To help people understand what their car is worth, Motorway has unveiled the free Car Value Tracker, a tool that allows drivers to see the most accurate value of their car right now and over the past two years.
You can try the Car value tracker here or quickly check the current value of your car using the calculator above.
Motorway co-founder Alex Buttle said: ‘One of the biggest mistakes car owners make when selling their car is simply not knowing how much their car is worth.
“Previously, the value of a car almost always followed a downward trend, but the industry has experienced unprecedented changes in the past three years.”
How to get the best price for your car
Mr Buttle said that just as a homeowner would do DIY jobs before selling the car, there are a few quick fixes that car owners can do to get the best price for their car.
For starters, car salespeople need to thoroughly clean their cars, inside and out. The better the car looks, the easier it will be for a dealer to imagine the car is in the forecourt.
“Replacing worn parts is another easy fix that will provide a return on investment,” he continued. ‘Floor mats are cheap and very easy to replace, which goes a long way in revitalizing a car’s interior.
And if it’s a more expensive car, replacing key features like alloy wheels with brand new ones could get a much better price for the seller.
For many people, their car is one of their most valuable assets.
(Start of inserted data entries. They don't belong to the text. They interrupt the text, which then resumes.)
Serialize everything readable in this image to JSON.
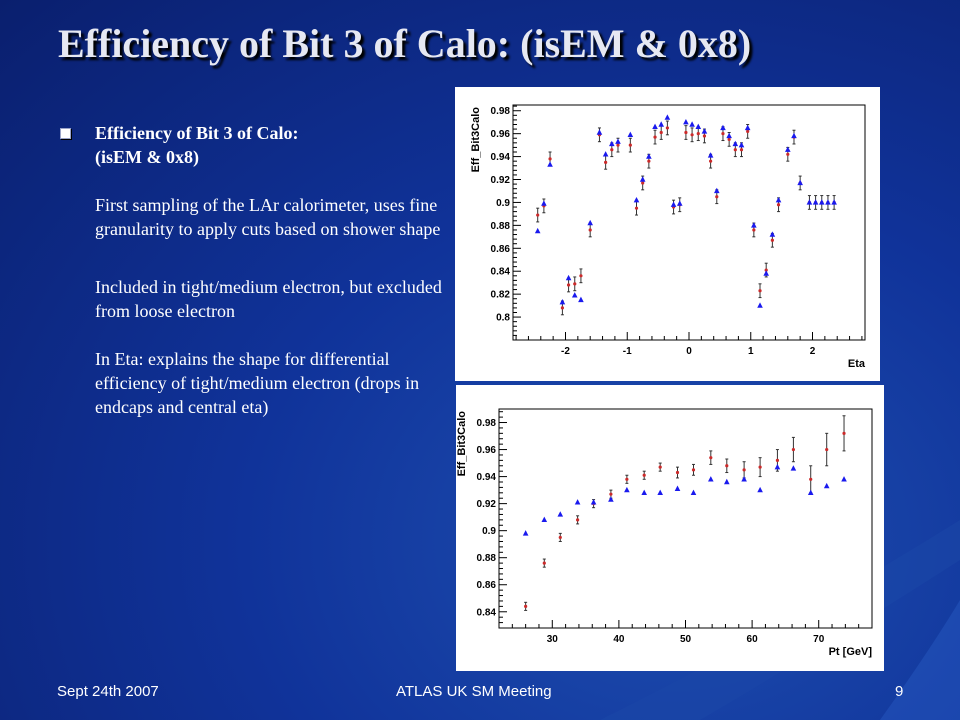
{
  "slide": {
    "title": "Efficiency of Bit 3 of Calo: (isEM & 0x8)",
    "bullet": {
      "heading_line1": "Efficiency of Bit 3 of Calo:",
      "heading_line2": "(isEM & 0x8)",
      "paragraphs": [
        "First sampling of the LAr calorimeter, uses fine granularity to apply cuts based on shower shape",
        "Included in tight/medium electron, but excluded from loose electron",
        "In Eta: explains the shape for differential efficiency of tight/medium electron (drops in endcaps and central eta)"
      ]
    },
    "footer": {
      "date": "Sept 24th 2007",
      "meeting": "ATLAS UK SM Meeting",
      "page": "9"
    }
  },
  "colors": {
    "background": "#10339a",
    "marker_red": "#cc2a2a",
    "marker_blue": "#1a1aee",
    "error_bar": "#333333"
  },
  "chart_data": [
    {
      "type": "scatter",
      "xlabel": "Eta",
      "ylabel": "Eff_Bit3Calo",
      "xlim": [
        -2.85,
        2.85
      ],
      "ylim": [
        0.78,
        0.985
      ],
      "xticks": [
        -2,
        -1,
        0,
        1,
        2
      ],
      "yticks": [
        0.8,
        0.82,
        0.84,
        0.86,
        0.88,
        0.9,
        0.92,
        0.94,
        0.96,
        0.98
      ],
      "ytick_labels": [
        "0.8",
        "0.82",
        "0.84",
        "0.86",
        "0.88",
        "0.9",
        "0.92",
        "0.94",
        "0.96",
        "0.98"
      ],
      "grid": false,
      "series": [
        {
          "marker": "circle-with-error-bars",
          "color": "#cc2a2a",
          "x": [
            -2.45,
            -2.35,
            -2.25,
            -2.05,
            -1.95,
            -1.85,
            -1.75,
            -1.6,
            -1.45,
            -1.35,
            -1.25,
            -1.15,
            -0.95,
            -0.85,
            -0.75,
            -0.65,
            -0.55,
            -0.45,
            -0.35,
            -0.25,
            -0.15,
            -0.05,
            0.05,
            0.15,
            0.25,
            0.35,
            0.45,
            0.55,
            0.65,
            0.75,
            0.85,
            0.95,
            1.05,
            1.15,
            1.25,
            1.35,
            1.45,
            1.6,
            1.7,
            1.8,
            1.95,
            2.05,
            2.15,
            2.25,
            2.35
          ],
          "y": [
            0.889,
            0.897,
            0.938,
            0.808,
            0.828,
            0.829,
            0.836,
            0.876,
            0.959,
            0.935,
            0.946,
            0.95,
            0.95,
            0.895,
            0.917,
            0.936,
            0.957,
            0.961,
            0.965,
            0.896,
            0.898,
            0.961,
            0.959,
            0.96,
            0.958,
            0.936,
            0.905,
            0.96,
            0.955,
            0.946,
            0.946,
            0.962,
            0.876,
            0.823,
            0.841,
            0.867,
            0.898,
            0.942,
            0.957,
            0.917,
            0.9,
            0.9,
            0.9,
            0.9,
            0.9
          ],
          "yerr": 0.006
        },
        {
          "marker": "triangle",
          "color": "#1a1aee",
          "x": [
            -2.45,
            -2.35,
            -2.25,
            -2.05,
            -1.95,
            -1.85,
            -1.75,
            -1.6,
            -1.45,
            -1.35,
            -1.25,
            -1.15,
            -0.95,
            -0.85,
            -0.75,
            -0.65,
            -0.55,
            -0.45,
            -0.35,
            -0.25,
            -0.15,
            -0.05,
            0.05,
            0.15,
            0.25,
            0.35,
            0.45,
            0.55,
            0.65,
            0.75,
            0.85,
            0.95,
            1.05,
            1.15,
            1.25,
            1.35,
            1.45,
            1.6,
            1.7,
            1.8,
            1.95,
            2.05,
            2.15,
            2.25,
            2.35
          ],
          "y": [
            0.875,
            0.899,
            0.933,
            0.813,
            0.834,
            0.819,
            0.815,
            0.882,
            0.961,
            0.942,
            0.951,
            0.953,
            0.959,
            0.902,
            0.92,
            0.94,
            0.966,
            0.968,
            0.974,
            0.898,
            0.899,
            0.97,
            0.968,
            0.966,
            0.962,
            0.941,
            0.91,
            0.965,
            0.958,
            0.951,
            0.95,
            0.965,
            0.88,
            0.81,
            0.838,
            0.872,
            0.902,
            0.946,
            0.958,
            0.917,
            0.9,
            0.9,
            0.9,
            0.9,
            0.9
          ]
        }
      ]
    },
    {
      "type": "scatter",
      "xlabel": "Pt [GeV]",
      "ylabel": "Eff_Bit3Calo",
      "xlim": [
        22,
        78
      ],
      "ylim": [
        0.828,
        0.99
      ],
      "xticks": [
        30,
        40,
        50,
        60,
        70
      ],
      "yticks": [
        0.84,
        0.86,
        0.88,
        0.9,
        0.92,
        0.94,
        0.96,
        0.98
      ],
      "ytick_labels": [
        "0.84",
        "0.86",
        "0.88",
        "0.9",
        "0.92",
        "0.94",
        "0.96",
        "0.98"
      ],
      "grid": false,
      "series": [
        {
          "marker": "circle-with-error-bars",
          "color": "#cc2a2a",
          "x": [
            26,
            28.8,
            31.2,
            33.8,
            36.2,
            38.8,
            41.2,
            43.8,
            46.2,
            48.8,
            51.2,
            53.8,
            56.2,
            58.8,
            61.2,
            63.8,
            66.2,
            68.8,
            71.2,
            73.8
          ],
          "y": [
            0.844,
            0.876,
            0.895,
            0.908,
            0.92,
            0.927,
            0.938,
            0.941,
            0.947,
            0.943,
            0.945,
            0.954,
            0.948,
            0.945,
            0.947,
            0.952,
            0.96,
            0.938,
            0.96,
            0.972
          ],
          "yerr": [
            0.003,
            0.003,
            0.003,
            0.003,
            0.003,
            0.003,
            0.003,
            0.003,
            0.003,
            0.004,
            0.004,
            0.005,
            0.005,
            0.006,
            0.007,
            0.008,
            0.009,
            0.01,
            0.012,
            0.013
          ]
        },
        {
          "marker": "triangle",
          "color": "#1a1aee",
          "x": [
            26,
            28.8,
            31.2,
            33.8,
            36.2,
            38.8,
            41.2,
            43.8,
            46.2,
            48.8,
            51.2,
            53.8,
            56.2,
            58.8,
            61.2,
            63.8,
            66.2,
            68.8,
            71.2,
            73.8
          ],
          "y": [
            0.898,
            0.908,
            0.912,
            0.921,
            0.921,
            0.923,
            0.93,
            0.928,
            0.928,
            0.931,
            0.928,
            0.938,
            0.936,
            0.938,
            0.93,
            0.947,
            0.946,
            0.928,
            0.933,
            0.938
          ]
        }
      ]
    }
  ]
}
But countless car owners still do not see their car as an asset and as such are not aware of the value of their car or how it depreciates or even increases in value over time.”
According to a new survey from Motorway, 11% of Britons have been forced to sell their precious motorcycles due to rising energy, rental, food and car costs such as MOT and petrol.
Britain owes a record amount in car loans
The amount British motorists borrowed to pay for cars hit a new record in 2022, rising by more than £4 billion from the previous year.
Despite lower new and used car sales last year and a decline in the number of finance deals concluded, analysis of annual figures published by the Finance and Leasing Association (FLA) shows loans increased to £40.7bn .
This is partly due to the fact that average financing amounts per car reached an unprecedented level for both new and used cars.
In 2009, there was some £11.2 billion tied up in car finance, a rise of 263 per cent between then and last year.
Average weekly income rose from £435 in 2009 to £614 in 2022 – an increase of just 41 per cent.
New car buyers borrowed an average of £25,325 in 2022, compared to £23,746 in the previous year – and more than double the amount borrowed in 2019, which was around £12,000 13 years earlier.
There is growing concern that many Britons trapped in financial arrangements could struggle to keep up with debt payments and default, especially as average wages cannot keep pace with this level of growth.
Used purchases led to a debt of £15,475, compared to £14,113 in 2021, the FLA’s data shows.
With borrowing reaching new heights at a time when Britain is in the throes of a cost-of-living crisis, there is a chance that some motorists may find themselves in financial distress.
There is growing concern that many Britons trapped in financial arrangements could struggle to keep up with debt payments and default, especially as average wages cannot keep up with this level of growth – and food prices, the energy bills and inflation remain worryingly high.
It has also become more expensive to fuel a car due to the huge rise in oil costs.
This is also partly due to the war in Ukraine, which has disrupted world prices for grain and gasoline.
OPEC+ said in April it would cut production by nearly 1.2 million barrels of oil per day, equivalent to just over 1 percent of global supply, in an unexpected announcement that triggered an immediate spike in global prices.
Howard Cox, CEO of campaign group FairFuelUK, said: “Oopec+ taking the world hostage again is the cyclical routine we’ve come to expect from ruthless dictators in the Middle East.”
As a result of what he called ‘opportunistic profit-seeking by the fuel supply chain’, Mr Cox warned that drivers could expect pump prices to rise again, driving up inflation and exacerbating the cost-of-living crisis.